A possession letter in the property market is often seen as the final milestone — the long-awaited moment when a homebuyer finally “gets the keys.” But according to chartered accountant and financial commentator Nithin Kaushik, that celebratory perception may overlook a critical financial turning point, especially in fast-growing real estate hubs like Gurugram.
In a detailed social media thread that has resonated with homebuyers and property watchers, Kaushik argued that possession is less a finish line and more a shift in leverage — one where financial responsibility quietly begins moving from the builder to the buyer.
Possession vs Livability
“The popular narrative is comforting: ‘Possession offered = project delivered,’” he wrote on X (formally twitter), cautioning that reality is far more layered. From a legal standpoint, possession is often treated as a milestone of transfer, even when the project may still lack full readiness for comfortable living.
This distinction, Kaushik stressed, is not merely semantic but financial. Before possession, developers remain exposed to delay penalties and regulatory pressure. Once possession documents are signed, that urgency frequently diminishes, and the burden of follow-ups, repairs, and unfinished work can begin to fall on homeowners.
Subtle shift in financial risk
Kaushik described possession day as the moment when “contractual math” changes:
- Delay leverage weakens for buyers.
- Maintenance charges may begin regardless of project completion.
- Defects risk being reclassified from “delivery obligations” to routine service issues.
Terminology such as “minor works,” “routine fixes,” or “defect liability period (DLP) items,” he noted, can reshape how accountability is framed — often reducing the buyer’s ability to demand timely completion.
Due diligence, not celebration
Instead of treating possession as a ceremonial handover, Kaushik advised buyers to approach it with the rigor of an investment audit. Signing quickly, he warned, can defer — not eliminate — costs.

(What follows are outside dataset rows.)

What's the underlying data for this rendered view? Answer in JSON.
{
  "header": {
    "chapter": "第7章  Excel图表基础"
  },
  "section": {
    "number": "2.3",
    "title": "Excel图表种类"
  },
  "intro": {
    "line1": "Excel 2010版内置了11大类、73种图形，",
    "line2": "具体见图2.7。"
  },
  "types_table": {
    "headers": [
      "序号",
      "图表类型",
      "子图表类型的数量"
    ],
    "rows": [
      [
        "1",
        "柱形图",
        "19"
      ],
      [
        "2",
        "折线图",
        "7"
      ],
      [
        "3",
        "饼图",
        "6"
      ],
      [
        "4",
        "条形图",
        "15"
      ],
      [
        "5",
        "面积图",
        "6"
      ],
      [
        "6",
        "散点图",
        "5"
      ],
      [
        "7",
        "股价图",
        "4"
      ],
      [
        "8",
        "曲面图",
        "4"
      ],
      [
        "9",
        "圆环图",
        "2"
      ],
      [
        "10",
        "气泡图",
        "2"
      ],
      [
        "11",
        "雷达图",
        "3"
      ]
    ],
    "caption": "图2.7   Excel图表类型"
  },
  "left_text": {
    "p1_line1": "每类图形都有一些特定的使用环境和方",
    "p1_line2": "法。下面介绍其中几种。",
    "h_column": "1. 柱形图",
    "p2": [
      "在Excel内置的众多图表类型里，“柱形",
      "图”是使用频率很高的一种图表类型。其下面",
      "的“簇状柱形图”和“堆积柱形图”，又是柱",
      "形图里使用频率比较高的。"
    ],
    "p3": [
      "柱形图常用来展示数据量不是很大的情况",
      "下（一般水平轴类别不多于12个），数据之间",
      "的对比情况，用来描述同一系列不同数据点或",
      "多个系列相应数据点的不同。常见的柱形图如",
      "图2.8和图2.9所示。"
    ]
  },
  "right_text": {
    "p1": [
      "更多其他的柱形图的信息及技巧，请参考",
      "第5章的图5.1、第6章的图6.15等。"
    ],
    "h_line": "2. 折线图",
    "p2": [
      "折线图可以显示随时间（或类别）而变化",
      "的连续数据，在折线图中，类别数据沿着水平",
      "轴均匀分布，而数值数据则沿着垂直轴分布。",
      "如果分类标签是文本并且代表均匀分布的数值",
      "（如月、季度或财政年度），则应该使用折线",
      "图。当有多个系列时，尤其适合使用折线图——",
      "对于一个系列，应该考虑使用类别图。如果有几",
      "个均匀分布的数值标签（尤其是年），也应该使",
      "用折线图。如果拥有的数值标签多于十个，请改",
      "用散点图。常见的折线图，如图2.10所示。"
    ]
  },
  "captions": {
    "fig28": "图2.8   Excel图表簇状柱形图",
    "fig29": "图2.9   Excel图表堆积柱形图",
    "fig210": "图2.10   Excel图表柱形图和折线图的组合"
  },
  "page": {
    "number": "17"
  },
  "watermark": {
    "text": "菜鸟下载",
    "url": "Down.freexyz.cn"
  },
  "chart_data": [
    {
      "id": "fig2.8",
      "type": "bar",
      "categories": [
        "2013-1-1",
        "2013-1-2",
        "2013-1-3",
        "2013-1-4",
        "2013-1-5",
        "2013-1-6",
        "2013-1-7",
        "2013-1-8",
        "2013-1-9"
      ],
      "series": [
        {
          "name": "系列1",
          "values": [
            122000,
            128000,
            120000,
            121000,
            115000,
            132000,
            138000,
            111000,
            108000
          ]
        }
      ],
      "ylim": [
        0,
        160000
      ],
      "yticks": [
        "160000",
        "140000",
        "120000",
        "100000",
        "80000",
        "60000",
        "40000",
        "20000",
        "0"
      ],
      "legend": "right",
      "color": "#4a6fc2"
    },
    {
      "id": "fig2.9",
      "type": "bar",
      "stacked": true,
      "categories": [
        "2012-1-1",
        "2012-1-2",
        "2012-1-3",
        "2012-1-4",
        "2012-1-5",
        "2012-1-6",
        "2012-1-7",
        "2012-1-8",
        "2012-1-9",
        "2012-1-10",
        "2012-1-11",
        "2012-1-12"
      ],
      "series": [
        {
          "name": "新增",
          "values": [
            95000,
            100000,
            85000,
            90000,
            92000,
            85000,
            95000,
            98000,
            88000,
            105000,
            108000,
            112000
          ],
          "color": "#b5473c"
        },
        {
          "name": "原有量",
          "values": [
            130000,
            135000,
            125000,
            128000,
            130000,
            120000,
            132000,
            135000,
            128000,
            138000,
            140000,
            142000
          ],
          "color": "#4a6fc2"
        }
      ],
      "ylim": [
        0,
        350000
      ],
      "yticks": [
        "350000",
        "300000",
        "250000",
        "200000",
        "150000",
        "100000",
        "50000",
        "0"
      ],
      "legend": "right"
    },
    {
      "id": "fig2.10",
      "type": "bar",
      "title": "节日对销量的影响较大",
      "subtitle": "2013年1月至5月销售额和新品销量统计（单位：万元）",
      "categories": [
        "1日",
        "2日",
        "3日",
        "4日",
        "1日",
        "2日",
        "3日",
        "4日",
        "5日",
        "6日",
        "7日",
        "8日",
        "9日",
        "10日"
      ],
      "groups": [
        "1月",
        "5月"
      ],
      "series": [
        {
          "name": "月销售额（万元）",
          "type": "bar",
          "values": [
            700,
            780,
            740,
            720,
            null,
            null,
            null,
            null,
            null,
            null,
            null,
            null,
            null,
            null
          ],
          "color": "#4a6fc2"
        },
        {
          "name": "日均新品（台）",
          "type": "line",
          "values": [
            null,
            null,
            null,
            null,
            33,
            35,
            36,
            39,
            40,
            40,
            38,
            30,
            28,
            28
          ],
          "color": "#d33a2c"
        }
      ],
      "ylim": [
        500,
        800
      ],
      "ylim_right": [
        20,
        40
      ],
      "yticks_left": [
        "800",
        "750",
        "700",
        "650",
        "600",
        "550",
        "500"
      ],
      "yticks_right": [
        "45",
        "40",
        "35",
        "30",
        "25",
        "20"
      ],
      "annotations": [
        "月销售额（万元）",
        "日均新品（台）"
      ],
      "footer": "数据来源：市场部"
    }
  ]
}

Among the checks he recommended:
- Plumbing and Water Systems: Running multiple water points simultaneously, inspecting under-sink areas, and testing drainage can help detect faults that later translate into recurring repair bills.
- Seepage and Structural Moisture: Fresh paint patches, damp odours, salt deposits, or hollow tiles may signal underlying waterproofing issues — problems that can evolve into expensive renovations.
- Power Backup Reality vs Promise: Buyers should verify what infrastructure actually operates during outages, including lifts, lighting, and voltage stability, rather than relying solely on brochure claims.
- Condition of Common Areas: Incomplete shared infrastructure — lifts, staircases, fire safety systems, or access control — can affect not just daily convenience but also long-term resale value and maintenance costs.
Fine print that shapes future cash flow
Kaushik highlighted documentation as one of the most overlooked risk zones. Clauses declaring a unit “inspected and satisfactory,” limiting future claims, or initiating maintenance charges from the offer date can carry lasting financial implications if signed without detailed verification.
“If a clause can increase future expense or reduce future claims, it deserves time, not speed,” he advised.
The discussion comes amid sustained demand in India’s urban housing corridors, where buyers often face tight timelines and emotional pressure to close transactions quickly after years of waiting.
Kaushik’s core message reframes possession not as a symbolic handover, but as a decisive financial checkpoint — one that determines control, accountability, and long-term cost exposure.
For buyers nearing this stage, he suggested separating sentiment from scrutiny. A structured inspection, he said, is less about caution and more about protecting the capital tied to what is often the largest investment of a lifetime.
“Possession isn’t about keys,” he wrote. “It’s about understanding the shift in leverage — and protecting the balance sheet behind the home.”